Nature and imagination are twins, argued the great thinkers of classical liberalism.
A new form of illiberal liberalism first appeared in Europe. In 2004 the President of the EU Commission proposed a distinguished Italian academic, Rocco Buttiglione, as Justice Minister. But his nomination foundered because he had said previously that homosexual activity was wrong. Buttiglione’s assurance that he opposed discrimination against homosexuals and would enforce that principle was unavailing.
Fast forward to 2018 in the United States, Senator Cory Booker complained that the nominee for Secretary of State, Mike Pompeo, did not approve of same-sex marriage and had said that homosexual acts were morally disordered. Pompeo’s argument that he would not discriminate against homosexuals and would enforce marriage rights as required by law did not appear to assuage Booker, even though Booker did not offer any evidence that Pompeo had engaged in such discrimination at any time in his life, including his long political career.
Thus, a new norm is developing among progressives that favors disqualification from office of those who believe or at least have said publicly that homosexual marriage is a mistake or homosexual acts are wrong. This is a perversion of liberalism in the broad sense of the term.
Liberalism makes a sharp distinction between legality and morality. Indeed, modern liberalism began by making clear that the state should not regulate religious belief, which of course contributes importantly to many people’s moral judgments. The liberal state allows individuals to pursue their own idea of the good so long as it does not harm others. Indeed, this liberal view was the best argument for the deregulation of sexual activity and the extension of marriage rights to homosexuals.
But the idea of the good may include moral judgments about one’s own and others’ actions. Officials in a liberal state owe a duty of obedience to its law, but they cannot be expected to surrender their moral opinions, particularly ones rooted in their religious faith. Now it’s true that if these opinions are extreme or eccentric, they might offer reasons for exclusion from public life, because they may raise questions about their general fitness and stability. But the moral judgments at issue can hardly said to be either, although they are not mine. They reflect the shared opinions of the great monotheistic religions over the centuries. They remain the view of the great majority of these religions. Same-sex marriage was opposed by leaders of our main political parties in the United States until a few years ago.
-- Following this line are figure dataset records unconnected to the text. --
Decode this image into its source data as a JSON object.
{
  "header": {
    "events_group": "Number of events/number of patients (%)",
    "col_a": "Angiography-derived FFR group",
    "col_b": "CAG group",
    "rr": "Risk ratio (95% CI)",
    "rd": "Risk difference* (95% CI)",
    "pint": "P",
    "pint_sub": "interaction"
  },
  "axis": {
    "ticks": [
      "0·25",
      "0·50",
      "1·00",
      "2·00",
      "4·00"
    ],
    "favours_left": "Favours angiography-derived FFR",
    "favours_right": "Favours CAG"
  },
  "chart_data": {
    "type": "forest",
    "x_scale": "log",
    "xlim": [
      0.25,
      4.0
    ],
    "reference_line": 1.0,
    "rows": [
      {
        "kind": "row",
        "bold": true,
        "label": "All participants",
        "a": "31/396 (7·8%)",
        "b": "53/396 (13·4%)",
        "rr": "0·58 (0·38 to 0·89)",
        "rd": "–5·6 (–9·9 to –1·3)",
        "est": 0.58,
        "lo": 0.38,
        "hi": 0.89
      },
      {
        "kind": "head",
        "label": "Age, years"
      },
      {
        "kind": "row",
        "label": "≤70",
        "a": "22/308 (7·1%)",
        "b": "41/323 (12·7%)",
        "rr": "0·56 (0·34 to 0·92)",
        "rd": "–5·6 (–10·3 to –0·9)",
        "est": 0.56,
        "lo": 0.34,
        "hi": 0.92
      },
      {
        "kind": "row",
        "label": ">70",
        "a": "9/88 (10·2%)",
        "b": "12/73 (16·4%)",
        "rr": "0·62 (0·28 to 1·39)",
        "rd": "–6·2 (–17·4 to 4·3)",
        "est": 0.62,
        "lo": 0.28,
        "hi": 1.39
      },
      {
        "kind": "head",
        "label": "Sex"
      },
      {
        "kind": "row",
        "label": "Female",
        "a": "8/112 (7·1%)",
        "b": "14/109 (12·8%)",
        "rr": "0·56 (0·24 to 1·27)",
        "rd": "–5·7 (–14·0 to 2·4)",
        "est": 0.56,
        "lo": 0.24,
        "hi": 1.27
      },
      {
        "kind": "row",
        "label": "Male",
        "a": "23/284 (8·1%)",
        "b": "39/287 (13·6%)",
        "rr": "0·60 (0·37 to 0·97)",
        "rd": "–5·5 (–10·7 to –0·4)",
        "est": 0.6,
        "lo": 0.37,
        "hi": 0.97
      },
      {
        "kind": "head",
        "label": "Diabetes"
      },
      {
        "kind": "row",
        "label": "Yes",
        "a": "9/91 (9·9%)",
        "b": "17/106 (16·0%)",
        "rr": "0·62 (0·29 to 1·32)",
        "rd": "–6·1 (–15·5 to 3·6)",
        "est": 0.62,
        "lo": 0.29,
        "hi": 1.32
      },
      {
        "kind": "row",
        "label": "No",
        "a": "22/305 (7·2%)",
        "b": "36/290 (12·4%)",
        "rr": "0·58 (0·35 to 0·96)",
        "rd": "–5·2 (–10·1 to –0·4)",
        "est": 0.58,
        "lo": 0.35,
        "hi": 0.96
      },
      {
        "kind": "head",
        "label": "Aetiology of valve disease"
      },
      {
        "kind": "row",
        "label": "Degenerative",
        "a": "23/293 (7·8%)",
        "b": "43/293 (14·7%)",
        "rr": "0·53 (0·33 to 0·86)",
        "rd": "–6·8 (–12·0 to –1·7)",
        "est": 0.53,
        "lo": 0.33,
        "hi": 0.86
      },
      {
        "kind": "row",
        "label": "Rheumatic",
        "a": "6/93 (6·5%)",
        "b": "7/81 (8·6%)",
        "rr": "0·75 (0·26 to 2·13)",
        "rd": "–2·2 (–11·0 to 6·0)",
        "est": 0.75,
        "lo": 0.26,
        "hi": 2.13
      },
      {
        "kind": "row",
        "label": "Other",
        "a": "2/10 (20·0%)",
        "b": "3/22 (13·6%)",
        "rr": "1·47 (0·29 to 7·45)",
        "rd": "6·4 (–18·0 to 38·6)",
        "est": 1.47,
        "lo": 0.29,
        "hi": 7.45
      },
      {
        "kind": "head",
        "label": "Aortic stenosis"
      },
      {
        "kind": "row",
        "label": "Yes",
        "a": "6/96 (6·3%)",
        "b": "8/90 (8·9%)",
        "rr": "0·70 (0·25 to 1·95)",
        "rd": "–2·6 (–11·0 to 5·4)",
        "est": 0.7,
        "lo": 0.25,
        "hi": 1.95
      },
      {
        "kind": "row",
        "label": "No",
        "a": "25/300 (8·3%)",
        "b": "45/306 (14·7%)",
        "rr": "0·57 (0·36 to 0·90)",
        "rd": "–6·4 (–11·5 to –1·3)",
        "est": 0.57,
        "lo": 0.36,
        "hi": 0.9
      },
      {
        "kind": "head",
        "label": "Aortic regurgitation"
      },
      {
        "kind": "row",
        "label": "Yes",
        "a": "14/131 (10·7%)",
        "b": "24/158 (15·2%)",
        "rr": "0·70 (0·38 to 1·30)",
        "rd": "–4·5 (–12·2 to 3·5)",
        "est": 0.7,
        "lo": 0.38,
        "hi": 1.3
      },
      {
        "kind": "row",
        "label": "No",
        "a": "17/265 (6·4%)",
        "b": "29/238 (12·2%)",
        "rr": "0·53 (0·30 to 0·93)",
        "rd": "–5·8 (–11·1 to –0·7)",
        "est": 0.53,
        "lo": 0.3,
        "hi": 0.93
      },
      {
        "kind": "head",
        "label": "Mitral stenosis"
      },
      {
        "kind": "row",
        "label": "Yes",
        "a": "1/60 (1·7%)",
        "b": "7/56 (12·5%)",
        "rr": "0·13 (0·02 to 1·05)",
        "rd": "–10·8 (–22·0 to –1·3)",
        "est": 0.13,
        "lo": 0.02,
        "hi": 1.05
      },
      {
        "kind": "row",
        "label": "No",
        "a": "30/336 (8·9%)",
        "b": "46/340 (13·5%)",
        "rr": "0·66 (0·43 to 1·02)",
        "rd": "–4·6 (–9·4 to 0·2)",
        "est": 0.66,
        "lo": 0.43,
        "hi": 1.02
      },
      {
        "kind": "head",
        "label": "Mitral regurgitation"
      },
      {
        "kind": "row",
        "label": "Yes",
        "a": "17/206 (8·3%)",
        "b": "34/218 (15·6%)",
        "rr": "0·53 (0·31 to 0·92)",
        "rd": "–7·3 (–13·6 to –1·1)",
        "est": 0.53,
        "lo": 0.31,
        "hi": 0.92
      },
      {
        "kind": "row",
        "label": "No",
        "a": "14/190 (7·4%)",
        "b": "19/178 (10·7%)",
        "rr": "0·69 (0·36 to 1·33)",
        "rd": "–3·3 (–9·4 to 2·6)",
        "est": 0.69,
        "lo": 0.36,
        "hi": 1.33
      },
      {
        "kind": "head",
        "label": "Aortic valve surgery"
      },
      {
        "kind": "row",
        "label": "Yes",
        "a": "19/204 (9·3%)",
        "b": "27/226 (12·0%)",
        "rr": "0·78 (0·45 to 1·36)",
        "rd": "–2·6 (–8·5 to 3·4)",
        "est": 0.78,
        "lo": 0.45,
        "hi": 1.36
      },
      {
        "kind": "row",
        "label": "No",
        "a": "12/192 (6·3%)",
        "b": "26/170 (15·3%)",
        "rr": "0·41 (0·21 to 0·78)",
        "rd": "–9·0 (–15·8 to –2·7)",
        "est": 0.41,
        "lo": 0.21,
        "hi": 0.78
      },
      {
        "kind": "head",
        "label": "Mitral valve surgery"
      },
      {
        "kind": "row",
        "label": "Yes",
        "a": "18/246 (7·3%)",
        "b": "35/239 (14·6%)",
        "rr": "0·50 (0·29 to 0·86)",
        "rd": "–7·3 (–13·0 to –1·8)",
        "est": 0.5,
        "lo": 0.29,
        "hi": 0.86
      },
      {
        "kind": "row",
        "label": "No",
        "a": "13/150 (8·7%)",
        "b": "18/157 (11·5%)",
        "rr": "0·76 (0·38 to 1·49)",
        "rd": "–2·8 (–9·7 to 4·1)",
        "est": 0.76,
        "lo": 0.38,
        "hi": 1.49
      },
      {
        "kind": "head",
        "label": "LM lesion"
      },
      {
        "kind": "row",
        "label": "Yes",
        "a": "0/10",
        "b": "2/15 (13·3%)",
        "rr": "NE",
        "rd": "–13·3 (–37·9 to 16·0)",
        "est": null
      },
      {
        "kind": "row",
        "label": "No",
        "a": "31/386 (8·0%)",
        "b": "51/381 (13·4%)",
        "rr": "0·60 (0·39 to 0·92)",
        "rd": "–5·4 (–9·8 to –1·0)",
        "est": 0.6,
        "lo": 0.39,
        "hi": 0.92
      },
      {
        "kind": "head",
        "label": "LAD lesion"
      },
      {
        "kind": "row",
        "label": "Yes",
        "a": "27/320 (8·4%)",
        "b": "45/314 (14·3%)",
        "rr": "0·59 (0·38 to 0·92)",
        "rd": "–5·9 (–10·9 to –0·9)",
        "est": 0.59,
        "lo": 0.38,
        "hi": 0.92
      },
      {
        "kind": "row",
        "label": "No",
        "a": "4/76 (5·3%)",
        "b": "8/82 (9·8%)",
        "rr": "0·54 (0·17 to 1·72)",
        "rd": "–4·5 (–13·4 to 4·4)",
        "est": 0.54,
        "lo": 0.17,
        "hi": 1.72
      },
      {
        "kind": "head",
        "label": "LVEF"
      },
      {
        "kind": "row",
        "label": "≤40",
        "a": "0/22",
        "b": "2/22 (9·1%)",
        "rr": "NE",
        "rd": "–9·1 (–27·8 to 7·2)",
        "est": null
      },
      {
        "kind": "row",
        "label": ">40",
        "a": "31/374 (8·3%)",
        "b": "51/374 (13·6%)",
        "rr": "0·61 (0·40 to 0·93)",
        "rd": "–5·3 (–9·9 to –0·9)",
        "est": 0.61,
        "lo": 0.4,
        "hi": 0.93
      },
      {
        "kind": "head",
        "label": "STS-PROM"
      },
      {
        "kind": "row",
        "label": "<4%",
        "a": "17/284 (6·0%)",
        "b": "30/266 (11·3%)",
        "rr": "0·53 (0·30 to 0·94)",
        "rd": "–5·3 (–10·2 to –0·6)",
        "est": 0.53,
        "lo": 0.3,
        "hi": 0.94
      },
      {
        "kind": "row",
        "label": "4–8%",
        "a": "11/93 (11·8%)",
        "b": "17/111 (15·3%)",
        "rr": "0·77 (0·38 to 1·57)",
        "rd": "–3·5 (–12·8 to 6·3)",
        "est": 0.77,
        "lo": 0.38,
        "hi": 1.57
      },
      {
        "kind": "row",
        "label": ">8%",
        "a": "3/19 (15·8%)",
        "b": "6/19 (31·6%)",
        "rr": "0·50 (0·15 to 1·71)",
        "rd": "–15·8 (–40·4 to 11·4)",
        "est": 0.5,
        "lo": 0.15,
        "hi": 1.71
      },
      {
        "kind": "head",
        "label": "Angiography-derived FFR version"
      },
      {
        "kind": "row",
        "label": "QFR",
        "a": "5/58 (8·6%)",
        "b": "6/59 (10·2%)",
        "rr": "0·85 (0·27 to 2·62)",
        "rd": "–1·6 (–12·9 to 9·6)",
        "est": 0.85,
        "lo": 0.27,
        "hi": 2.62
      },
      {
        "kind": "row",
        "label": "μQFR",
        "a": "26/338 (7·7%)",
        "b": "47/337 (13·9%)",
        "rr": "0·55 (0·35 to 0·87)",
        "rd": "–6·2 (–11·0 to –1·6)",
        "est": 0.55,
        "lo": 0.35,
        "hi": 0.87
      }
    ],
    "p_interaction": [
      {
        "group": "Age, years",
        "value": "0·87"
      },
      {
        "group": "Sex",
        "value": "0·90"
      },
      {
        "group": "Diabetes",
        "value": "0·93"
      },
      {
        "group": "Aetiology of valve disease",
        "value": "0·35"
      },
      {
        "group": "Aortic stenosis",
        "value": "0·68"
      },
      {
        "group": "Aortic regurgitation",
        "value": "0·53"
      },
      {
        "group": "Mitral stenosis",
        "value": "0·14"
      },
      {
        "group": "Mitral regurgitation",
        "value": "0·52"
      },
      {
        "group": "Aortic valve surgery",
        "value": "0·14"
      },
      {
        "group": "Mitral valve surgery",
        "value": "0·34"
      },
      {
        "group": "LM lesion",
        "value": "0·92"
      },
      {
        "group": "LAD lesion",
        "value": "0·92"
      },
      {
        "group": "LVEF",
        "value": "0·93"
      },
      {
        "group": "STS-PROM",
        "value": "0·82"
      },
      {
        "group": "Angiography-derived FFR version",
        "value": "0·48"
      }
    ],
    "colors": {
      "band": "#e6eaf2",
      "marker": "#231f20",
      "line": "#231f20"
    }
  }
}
What is driving this form of liberal illiberalism? Here are four possibilities.
- A New Religion. The new liberalism is now not a political philosophy of limiting the permissible ends of government but itself a intolerant religion. Many religions in the past held that error had no rights and when their advocates controlled the state acted on that position to stamp out heresy.
- The Rage for Equality. Equality is now more important to the new liberalism than liberty, even liberty of conscience. It is intolerable under this view for people to express any opinion exalting one kind of moral vision of the good life over another at least when it concerns sexual relations. Of course, that equality may be applied selectively: some views about sex may well turn out to be more equal than others.
- Elite Conventionality. Views of certain subjects are just rules for admission to the elite club. The masses may have some benighted views on morality, but the social cohesion requires a stricter set of conventions.
- Fragility of the Modern Psyche. People should not be expected to tolerate opinions that they are acting immorally, because that makes them feel bad about themselves. Precisely because many people in the modern world lack a considered moral framework in which to ground their behavior, they cannot endure criticism.
In any event, all these positions are in substantial tension with the essence of classical liberalism which permits, indeed encourages, individuals to pursue and articulate an ideal of the good so long as it does not violate the law or cause direct harm to others.